Reinforcement Learning Assisted Oxygen Therapy for COVID-19 Patients Under Intensive Care.
Overview
abstract
BACKGROUND: Patients with severe Coronavirus disease 19 (COVID-19) typically require supplemental oxygen as an essential treatment. We developed a machine learning algorithm, based on deep Reinforcement Learning (RL), for continuous management of oxygen flow rate for critically ill patients under intensive care, which can identify the optimal personalized oxygen flow rate with strong potentials to reduce mortality rate relative to the current clinical practice. METHODS: We modeled the oxygen flow trajectory of COVID-19 patients and their health outcomes as a Markov decision process.

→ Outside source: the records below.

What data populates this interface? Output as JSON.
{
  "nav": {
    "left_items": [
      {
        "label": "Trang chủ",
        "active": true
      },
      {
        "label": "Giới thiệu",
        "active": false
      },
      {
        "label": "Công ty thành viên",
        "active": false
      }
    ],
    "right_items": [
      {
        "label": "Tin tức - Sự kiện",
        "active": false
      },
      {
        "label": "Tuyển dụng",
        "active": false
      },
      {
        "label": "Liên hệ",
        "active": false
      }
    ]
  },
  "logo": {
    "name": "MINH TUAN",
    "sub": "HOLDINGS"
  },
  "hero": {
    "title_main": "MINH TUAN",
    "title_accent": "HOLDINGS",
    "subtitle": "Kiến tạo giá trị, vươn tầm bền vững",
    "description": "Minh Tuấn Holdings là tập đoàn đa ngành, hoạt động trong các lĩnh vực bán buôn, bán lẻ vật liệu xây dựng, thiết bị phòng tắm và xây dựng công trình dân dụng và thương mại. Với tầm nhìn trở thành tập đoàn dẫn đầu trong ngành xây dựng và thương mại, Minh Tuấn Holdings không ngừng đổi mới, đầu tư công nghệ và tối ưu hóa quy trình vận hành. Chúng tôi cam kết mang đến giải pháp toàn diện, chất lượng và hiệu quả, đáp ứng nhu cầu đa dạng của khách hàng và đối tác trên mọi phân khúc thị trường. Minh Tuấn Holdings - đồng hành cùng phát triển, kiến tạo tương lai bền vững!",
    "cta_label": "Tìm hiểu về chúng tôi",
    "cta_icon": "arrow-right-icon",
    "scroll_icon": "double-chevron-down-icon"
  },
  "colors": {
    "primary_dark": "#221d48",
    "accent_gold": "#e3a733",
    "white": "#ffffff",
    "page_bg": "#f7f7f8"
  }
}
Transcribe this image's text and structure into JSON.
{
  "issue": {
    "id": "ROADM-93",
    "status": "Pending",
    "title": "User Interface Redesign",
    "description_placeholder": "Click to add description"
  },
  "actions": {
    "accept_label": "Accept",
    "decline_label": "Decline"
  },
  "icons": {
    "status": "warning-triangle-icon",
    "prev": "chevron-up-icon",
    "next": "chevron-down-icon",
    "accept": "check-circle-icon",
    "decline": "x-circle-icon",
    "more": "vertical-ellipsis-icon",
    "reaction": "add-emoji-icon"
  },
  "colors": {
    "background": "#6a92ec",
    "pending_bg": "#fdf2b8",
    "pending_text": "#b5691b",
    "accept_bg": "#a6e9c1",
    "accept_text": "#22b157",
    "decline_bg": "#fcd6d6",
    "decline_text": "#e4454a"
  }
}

Based on individual patient characteristics and health status, an optimal oxygen control policy is learned by using deep deterministic policy gradient (DDPG) and real-time recommends the oxygen flow rate to reduce the mortality rate. We assessed the performance of proposed methods through cross validation by using a retrospective cohort of 1,372 critically ill patients with COVID-19 from New York University Langone Health ambulatory care with electronic health records from April 2020 to January 2021. RESULTS: The mean mortality rate under the RL algorithm is lower than the standard of care by 2.57% (95% CI: 2.08-3.06) reduction (P<0.001) from 7.94% under the standard of care to 5.37 % under our proposed algorithm. The averaged recommended oxygen flow rate is 1.28 L/min (95% CI: 1.14-1.42) lower than the rate delivered to patients. Thus, the RL algorithm could potentially lead to better intensive care treatment that can reduce the mortality rate, while saving the oxygen scarce resources. It can reduce the oxygen shortage issue and improve public health during the COVID-19 pandemic. CONCLUSIONS: A personalized reinforcement learning oxygen flow control algorithm for COVID-19 patients under intensive care showed a substantial reduction in 7-day mortality rate as compared to the standard of care. In the overall cross validation cohort independent of the training data, mortality was lowest in patients for whom intensivists' actual flow rate matched the RL decisions.